Heureusement le film était dans la boîte, et quelques jours plus tard tout le monde était rapatrié car les cas se multipliaient !

Comment avez-vous abordé le choix des lieux principaux ?

JCR : Comme nous avions décidé de quasiment tout tourner en lumière naturelle, il y a eu un énorme travail de préparation à la fois avec l’équipe des décors et l’assistant réalisateur pour optimiser chaque lieu en fonction de la lumière naturelle. Tous les décors, comme les différentes maisons qu’occupent les protagonistes, ont été construits en fonction de la course du soleil sur chaque lieu choisi. Seul contretemps, le tournage a été décalé de deux mois, passant de la fin de l’été au milieu de l’automne, avec des journées bien plus courtes que prévu à l’origine. C’est pour cette raison que sur quelques décors j’ai dû avoir recours à quelques sources extérieures HMI pour tricher le soleil. C’est le cas par exemple sur les intérieurs du village de pionniers car ces scènes ont été tournées à quelques jours de Noël, avec une durée du jour très réduite...

C’est très dans l’esprit des Moissons du ciel, non ? Il y a même un plan sur le train qui pourrait être extrait du film de Malick !

JCR : Oui on peut dire ça. De toute façon ce plan est un hommage tout à fait conscient à ce film...

Martin Otterbeck
Martin Otterbeck


Vous tenez vous-même la caméra sur ce film ?

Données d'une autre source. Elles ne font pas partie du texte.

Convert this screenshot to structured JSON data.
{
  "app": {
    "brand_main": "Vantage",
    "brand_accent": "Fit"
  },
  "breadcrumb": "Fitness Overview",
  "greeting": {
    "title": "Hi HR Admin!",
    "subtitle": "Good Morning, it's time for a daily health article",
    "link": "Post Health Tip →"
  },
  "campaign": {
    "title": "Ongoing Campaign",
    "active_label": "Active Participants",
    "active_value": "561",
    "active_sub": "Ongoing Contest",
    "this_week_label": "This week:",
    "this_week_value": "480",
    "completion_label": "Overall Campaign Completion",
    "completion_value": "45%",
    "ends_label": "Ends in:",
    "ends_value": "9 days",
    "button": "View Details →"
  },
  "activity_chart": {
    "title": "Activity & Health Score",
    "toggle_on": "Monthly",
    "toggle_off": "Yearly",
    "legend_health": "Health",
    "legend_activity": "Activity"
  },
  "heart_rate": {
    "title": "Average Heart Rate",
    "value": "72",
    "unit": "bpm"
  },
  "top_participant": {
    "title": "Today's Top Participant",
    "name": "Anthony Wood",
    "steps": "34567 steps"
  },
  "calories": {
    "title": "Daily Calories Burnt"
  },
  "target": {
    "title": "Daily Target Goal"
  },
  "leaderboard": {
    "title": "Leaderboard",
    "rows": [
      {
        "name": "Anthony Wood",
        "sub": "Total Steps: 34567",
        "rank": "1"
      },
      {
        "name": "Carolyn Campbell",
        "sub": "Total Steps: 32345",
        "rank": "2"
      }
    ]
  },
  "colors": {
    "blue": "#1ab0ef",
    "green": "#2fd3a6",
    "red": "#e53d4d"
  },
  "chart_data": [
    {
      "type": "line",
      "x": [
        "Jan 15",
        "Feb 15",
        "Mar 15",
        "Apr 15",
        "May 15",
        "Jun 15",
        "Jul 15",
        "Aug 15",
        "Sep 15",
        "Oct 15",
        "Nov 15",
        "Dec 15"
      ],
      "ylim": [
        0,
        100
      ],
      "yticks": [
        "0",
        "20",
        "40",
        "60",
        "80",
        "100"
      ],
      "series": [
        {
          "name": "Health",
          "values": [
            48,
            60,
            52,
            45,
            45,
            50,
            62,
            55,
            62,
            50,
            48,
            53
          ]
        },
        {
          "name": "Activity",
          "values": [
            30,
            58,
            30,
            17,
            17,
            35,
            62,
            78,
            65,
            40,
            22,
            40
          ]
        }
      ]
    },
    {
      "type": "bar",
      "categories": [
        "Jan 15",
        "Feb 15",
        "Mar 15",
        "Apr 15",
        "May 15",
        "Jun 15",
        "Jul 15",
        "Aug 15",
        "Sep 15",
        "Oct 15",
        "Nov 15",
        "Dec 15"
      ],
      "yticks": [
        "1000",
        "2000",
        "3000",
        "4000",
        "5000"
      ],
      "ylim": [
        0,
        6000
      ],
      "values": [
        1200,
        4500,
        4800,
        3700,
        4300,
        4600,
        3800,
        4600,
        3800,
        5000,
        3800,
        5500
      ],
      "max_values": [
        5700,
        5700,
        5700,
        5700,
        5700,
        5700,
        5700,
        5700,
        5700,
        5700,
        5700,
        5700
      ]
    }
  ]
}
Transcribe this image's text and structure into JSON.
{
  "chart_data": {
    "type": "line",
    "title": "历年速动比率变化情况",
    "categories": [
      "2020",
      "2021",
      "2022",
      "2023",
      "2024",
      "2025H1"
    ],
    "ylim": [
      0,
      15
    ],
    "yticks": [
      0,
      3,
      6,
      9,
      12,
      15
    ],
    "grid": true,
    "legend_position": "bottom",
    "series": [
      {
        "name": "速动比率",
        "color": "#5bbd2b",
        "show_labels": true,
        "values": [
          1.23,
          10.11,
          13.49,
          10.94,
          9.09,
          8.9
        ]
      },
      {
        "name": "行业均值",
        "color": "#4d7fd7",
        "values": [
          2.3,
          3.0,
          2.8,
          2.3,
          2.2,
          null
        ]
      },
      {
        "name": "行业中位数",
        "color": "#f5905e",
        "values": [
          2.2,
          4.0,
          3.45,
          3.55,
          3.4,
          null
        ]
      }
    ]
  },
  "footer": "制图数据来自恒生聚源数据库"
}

JCR : Non, bien que je sois réputé depuis mes débuts dans le documentaire pour cadrer à l’épaule, je trouvais que sur ce projet, c’était vraiment trop complexe de gérer à la fois le cadre et la lumière. C’est pour cette raison que j’ai confié la caméra à Martin Otterbeck, FNF, avec qui je travaille souvent en deuxième caméra et à qui je fais entièrement confiance. Au départ, les producteurs n’étaient pas forcément rassurés par notre idée de travailler de la sorte et de n’utiliser que de la lumière naturelle et des sources de figuration... Mais au fur et à mesure de la préparation, et des nombreux tests qu’on a pu faire le concept les a convaincus. J’en profite aussi pour insister sur l’importance du partage des images dès les premiers jours du tournage. Pour cela, j’utilise le système DryLab, auquel j’ai participé pour la mise au point. C’est un service de gestion des rushes dématérialisés, et qui permet de partager sur iPad avec tous les membres de l’équipe l’intégralité des rushes étalonnés, répertoriés, et d’une simplicité d’accès redoutable. Ainsi, en quelques minutes, on peut retrouver telle ou telle prise sur le plateau, par numéro de scène ou de prise, par meilleure prise... et vérifier le raccord, et en permanence échanger avec la prod ou le reste de l’équipe technique pour anticiper et prendre les bonnes décisions artistiques. Pour moi, filmer n’est pas l’affaire d’une seule image ! Tout l’enjeu du cinéma repose sur une ligne temporelle, comme sur le banc de montage incluant chaque plan en contexte avec l’autre. J’ai vraiment besoin sur le plateau de voir le film progresser en tant qu’objet narratif... Et Drylab me permet de le faire, en distribuant automatiquement les rushes sur la timeline du scénario, selon chaque scène, plan et meilleure prise seulement.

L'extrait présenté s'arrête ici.